Vijay Bellur
2016-Nov-14 16:01 UTC
[Gluster-users] 3.7.16 with sharding corrupts VMDK files when adding and removing bricks
On Mon, Nov 14, 2016 at 10:38 AM, Gandalf Corvotempesta <gandalf.corvotempesta at gmail.com> wrote:> 2016-11-14 15:54 GMT+01:00 Niels de Vos <ndevos at redhat.com>: >> Obviously this is unacceptible for versions that have sharding as a >> functional (not experimental) feature. All supported features are >> expected to function without major problems (like corruption) for all >> standard Gluster operations. Add-brick/replace-brick are surely such >> Gluster operations. > > Is sharding an experimental feature even in 3.8 ? > Because in 3.8 announcement, it's declared stable: > http://blog.gluster.org/2016/06/glusterfs-3-8-released/ > "Sharding is now stable for VM image storage. " >sharding was an experimental feature in 3.7. Based on the feedback that we received in testing, we called it out as stable in 3.8. The add-brick related issue is something that none of us encountered in testing and we will determine how we can avoid missing such problems in the future.>> FWIW sharding has several open bugs (like any other component), but it >> is not immediately clear to me if the problem reported in this email is >> in Bugzilla yet.
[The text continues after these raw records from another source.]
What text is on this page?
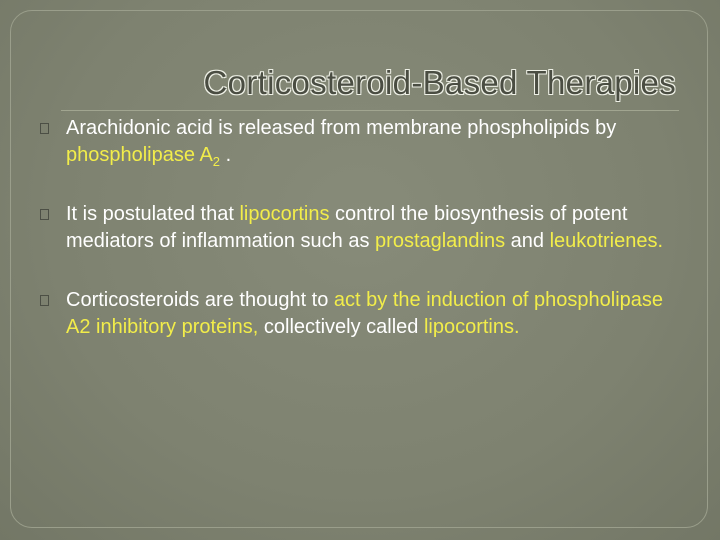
Corticosteroid-Based Therapies
Arachidonic acid is released from membrane phospholipids by phospholipase $A_2$ .
It is postulated that lipocortins control the biosynthesis of potent mediators of inflammation such as prostaglandins and leukotrienes.
Corticosteroids are thought to act by the induction of phospholipase A2 inhibitory proteins, collectively called lipocortins.
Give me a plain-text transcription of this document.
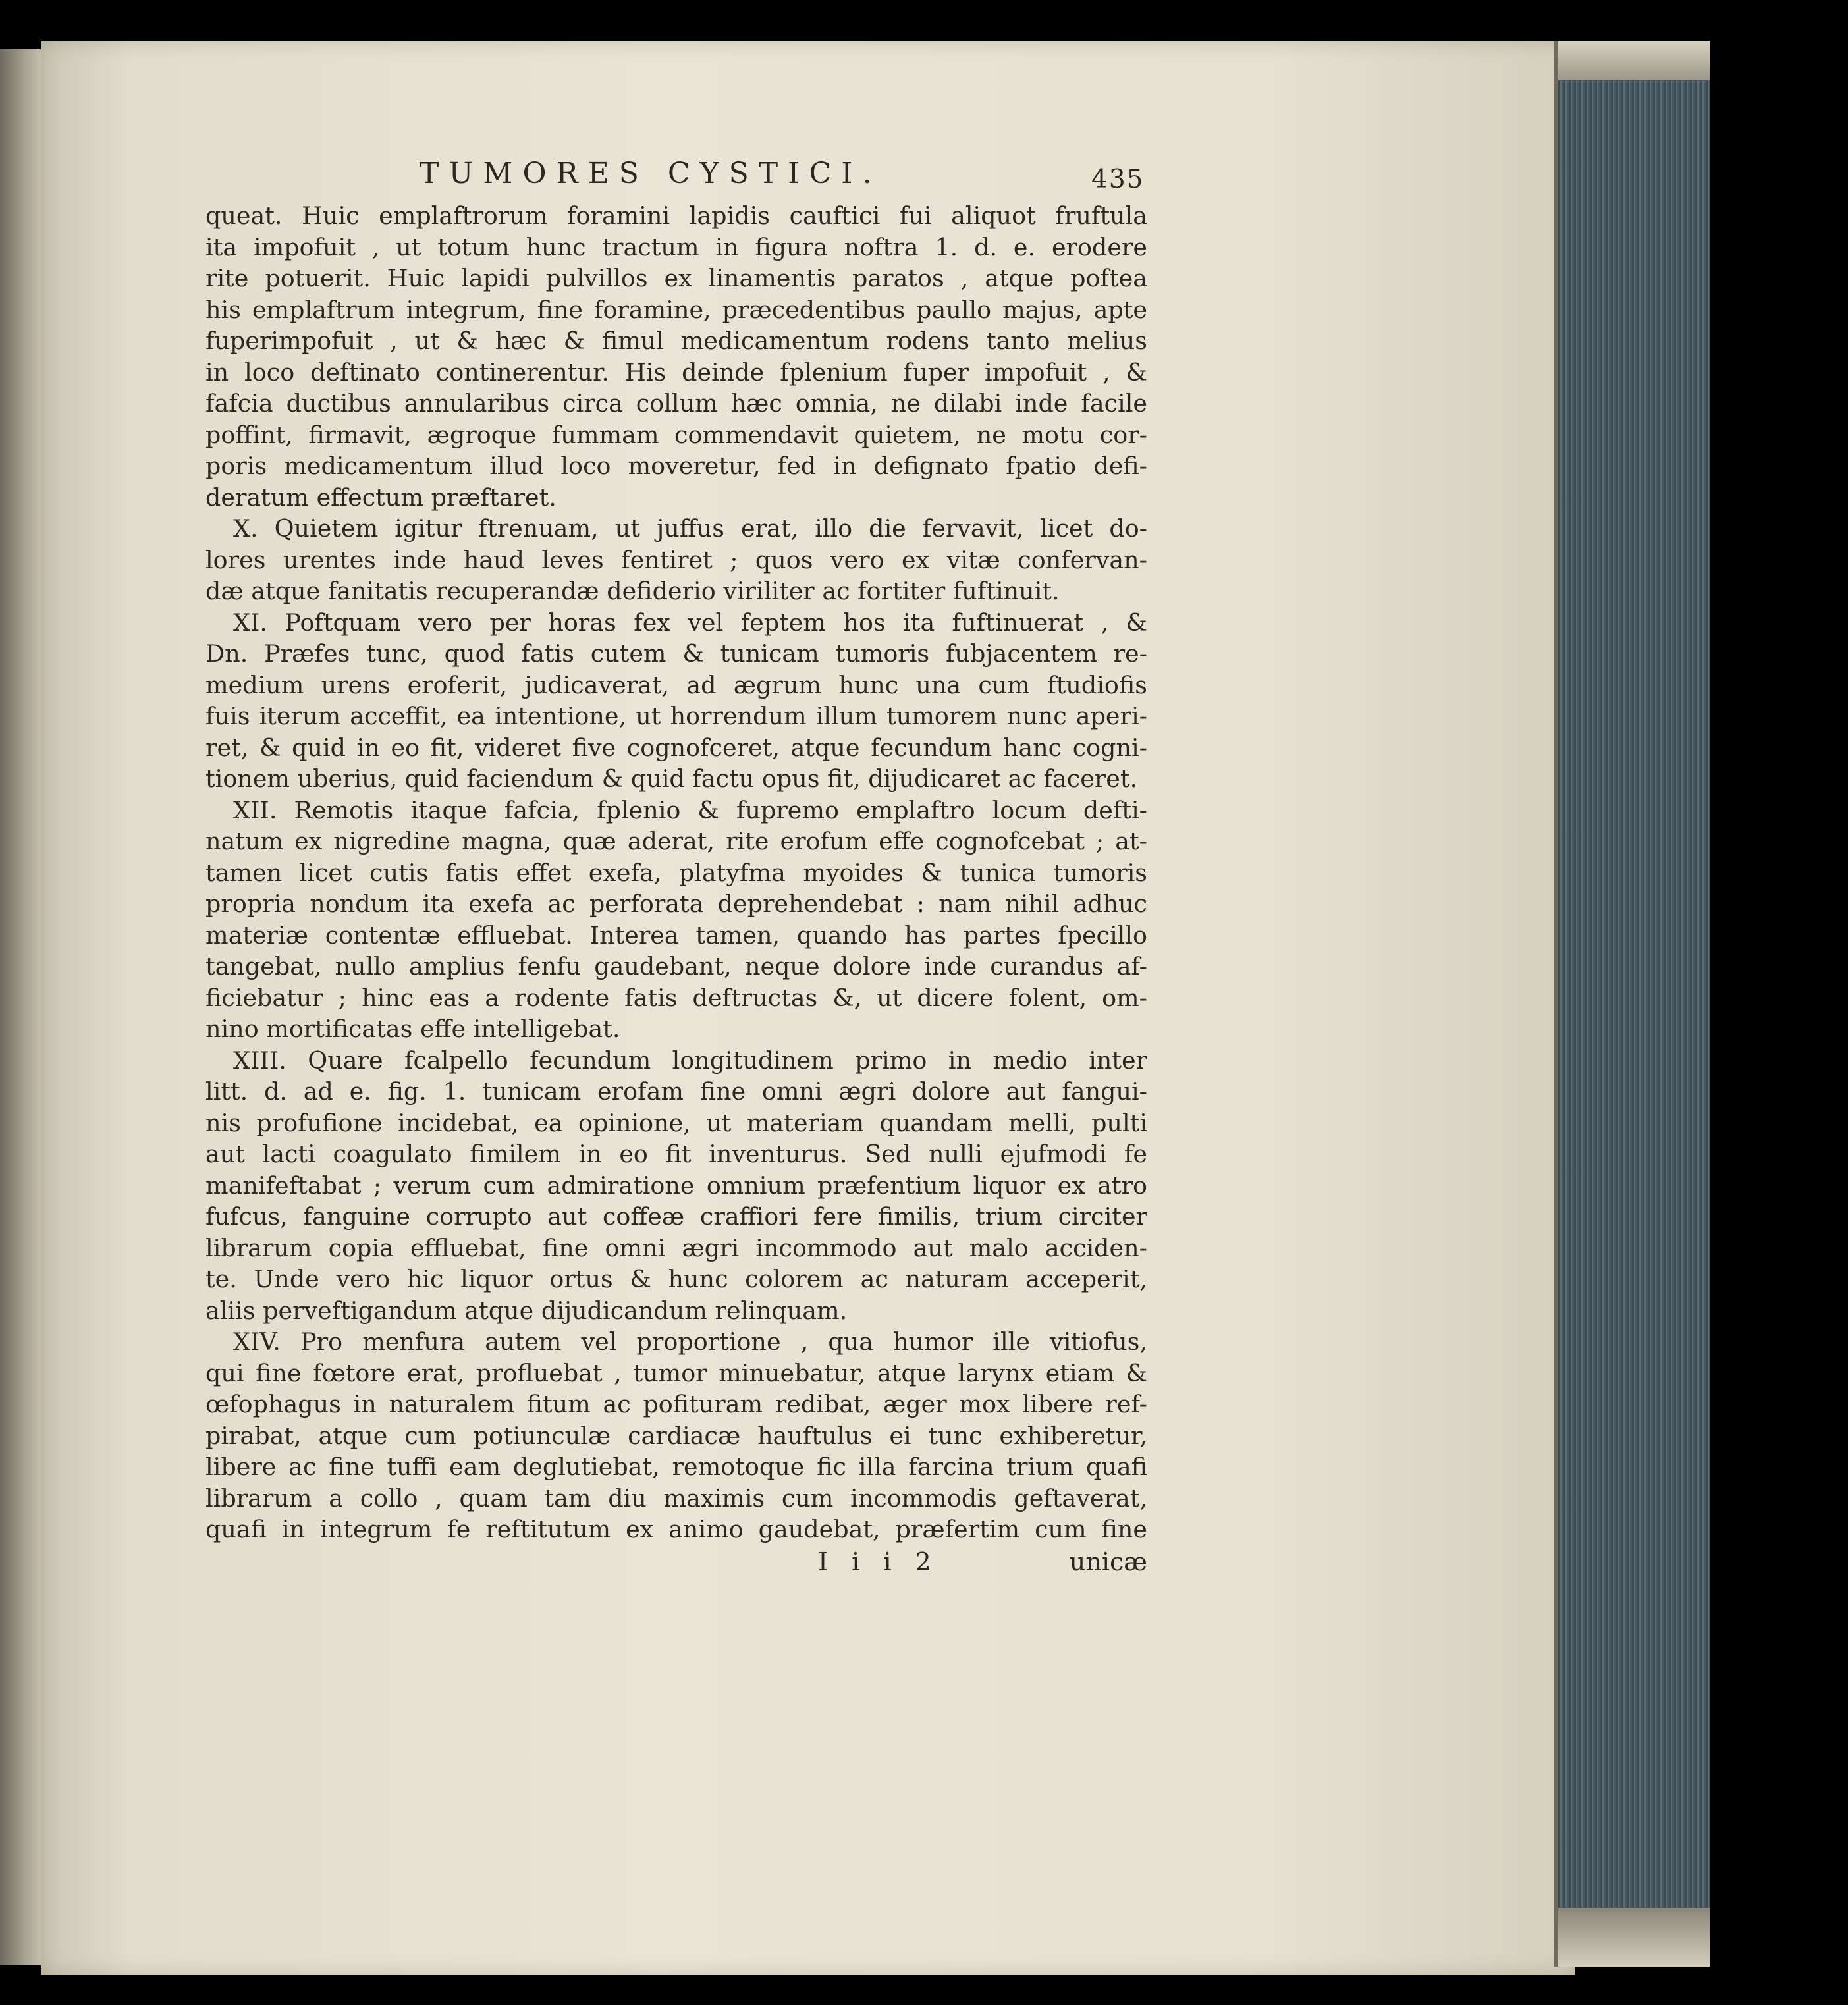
TUMORES CYSTICI.	435
queat. Huic emplaftrorum foramini lapidis cauftici fui aliquot fruftula
ita impofuit , ut totum hunc tractum in figura noftra 1. d. e. erodere
rite potuerit. Huic lapidi pulvillos ex linamentis paratos , atque poftea
his emplaftrum integrum, fine foramine, præcedentibus paullo majus, apte
fuperimpofuit , ut & hæc & fimul medicamentum rodens tanto melius
in loco deftinato continerentur. His deinde fplenium fuper impofuit , &
fafcia ductibus annularibus circa collum hæc omnia, ne dilabi inde facile
poffint, firmavit, ægroque fummam commendavit quietem, ne motu cor-
poris medicamentum illud loco moveretur, fed in defignato fpatio defi-
deratum effectum præftaret.
X. Quietem igitur ftrenuam, ut juffus erat, illo die fervavit, licet do-
lores urentes inde haud leves fentiret ; quos vero ex vitæ confervan-
dæ atque fanitatis recuperandæ defiderio viriliter ac fortiter fuftinuit.
XI. Poftquam vero per horas fex vel feptem hos ita fuftinuerat , &
Dn. Præfes tunc, quod fatis cutem & tunicam tumoris fubjacentem re-
medium urens eroferit, judicaverat, ad ægrum hunc una cum ftudiofis
fuis iterum acceffit, ea intentione, ut horrendum illum tumorem nunc aperi-
ret, & quid in eo fit, videret five cognofceret, atque fecundum hanc cogni-
tionem uberius, quid faciendum & quid factu opus fit, dijudicaret ac faceret.
XII. Remotis itaque fafcia, fplenio & fupremo emplaftro locum defti-
natum ex nigredine magna, quæ aderat, rite erofum effe cognofcebat ; at-
tamen licet cutis fatis effet exefa, platyfma myoides & tunica tumoris
propria nondum ita exefa ac perforata deprehendebat : nam nihil adhuc
materiæ contentæ effluebat. Interea tamen, quando has partes fpecillo
tangebat, nullo amplius fenfu gaudebant, neque dolore inde curandus af-
ficiebatur ; hinc eas a rodente fatis deftructas &, ut dicere folent, om-
nino mortificatas effe intelligebat.
XIII. Quare fcalpello fecundum longitudinem primo in medio inter
litt. d. ad e. fig. 1. tunicam erofam fine omni ægri dolore aut fangui-
nis profufione incidebat, ea opinione, ut materiam quandam melli, pulti
aut lacti coagulato fimilem in eo fit inventurus. Sed nulli ejufmodi fe
manifeftabat ; verum cum admiratione omnium præfentium liquor ex atro
fufcus, fanguine corrupto aut coffeæ craffiori fere fimilis, trium circiter
librarum copia effluebat, fine omni ægri incommodo aut malo acciden-
te. Unde vero hic liquor ortus & hunc colorem ac naturam acceperit,
aliis perveftigandum atque dijudicandum relinquam.
XIV. Pro menfura autem vel proportione , qua humor ille vitiofus,
qui fine fœtore erat, profluebat , tumor minuebatur, atque larynx etiam &
œfophagus in naturalem fitum ac pofituram redibat, æger mox libere ref-
pirabat, atque cum potiunculæ cardiacæ hauftulus ei tunc exhiberetur,
libere ac fine tuffi eam deglutiebat, remotoque fic illa farcina trium quafi
librarum a collo , quam tam diu maximis cum incommodis geftaverat,
quafi in integrum fe reftitutum ex animo gaudebat, præfertim cum fine
I i i 2	unicæ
These are the bugs that are expected to get fixed in >> upcoming minor releases: >> https://bugzilla.redhat.com/buglist.cgi?component=sharding&f1=bug_status&f2=version&o1=notequals&o2=notequals&product=GlusterFS&query_format=advanced&v1=CLOSED&v2=mainline > > My issue with sharding was reported in bugzilla on 2016-07-12 > 4 months for a IMHO, critical bug. > > If you disable sharding on a sharded volume with existing shared data, > you corrupt every existing file.Accessing sharded data after disabling sharding is something that we did not visualize as a valid use case at any point in time. Also, you could access the contents by enabling sharding again. Given these factors I think this particular problem has not been prioritized by us. As with many other projects, we are in a stage today where the number of users and testers far outweigh the number of developers contributing code. With this state it becomes hard to prioritize problems from a long todo list for developers. If valuable community members like you feel strongly about a bug or feature that need attention of developers, please call such issues out on the mailing list. We will be more than happy to help. Having explained the developer perspective, I do apologize for any inconvenience you might have encountered from this particular bug. Thanks! Vijay
Gandalf Corvotempesta
2016-Nov-14 16:29 UTC
[Gluster-users] 3.7.16 with sharding corrupts VMDK files when adding and removing bricks
1016-11-14 17:01 GMT+01:00 Vijay Bellur <vbellur at redhat.com>:> Accessing sharded data after disabling sharding is something that we > did not visualize as a valid use case at any point in time. Also, you > could access the contents by enabling sharding again. Given these > factors I think this particular problem has not been prioritized by > us.That's not true. If you have VMs running on a sharded volume and you disable sharding, with the VM still running, everything crash and could lead to data loss, as VM will be unable to find their filesystem and so on, qemu currupts the image and so on..... If I write to a file that was shareded, (in example a log file), now when you disable the shard, the application would write the existing file (the one that was the first shard). If you reenable sharding, you lost some data Example: 128MB file. shard set to 64MB. You have 2 chunks: shard1+shard2 Now you are writing to the file: AAAA BBBB CCCC DDDD AAAA+BBBB are placed on shard1, CCCC+DDDD are placed on shard2 If you disable the shard and write some extra data, EEEE, then EEEE would be placed after BBBB in shard1 (growing more than 64MB) and not on shard3 If you re-enable shard, EEEE is lost, as gluster would expect it as shard3. and I think gluster will read only the first 64MB from shard1. If gluster read the whole file, you'll get something like this: AAAA BBBB EEEE CCCC DDDD in a text file this is bad, in a VM image, this mean data loss/corruption almost impossible to fix.> As with many other projects, we are in a stage today where the number > of users and testers far outweigh the number of developers > contributing code. With this state it becomes hard to prioritize > problems from a long todo list for developers. If valuable community > members like you feel strongly about a bug or feature that need > attention of developers, please call such issues out on the mailing > list. We will be more than happy to help.That's why i've asked for less feature and more stability. If you have to prioritize, please choose all bugs that could lead to data corruption or similiar.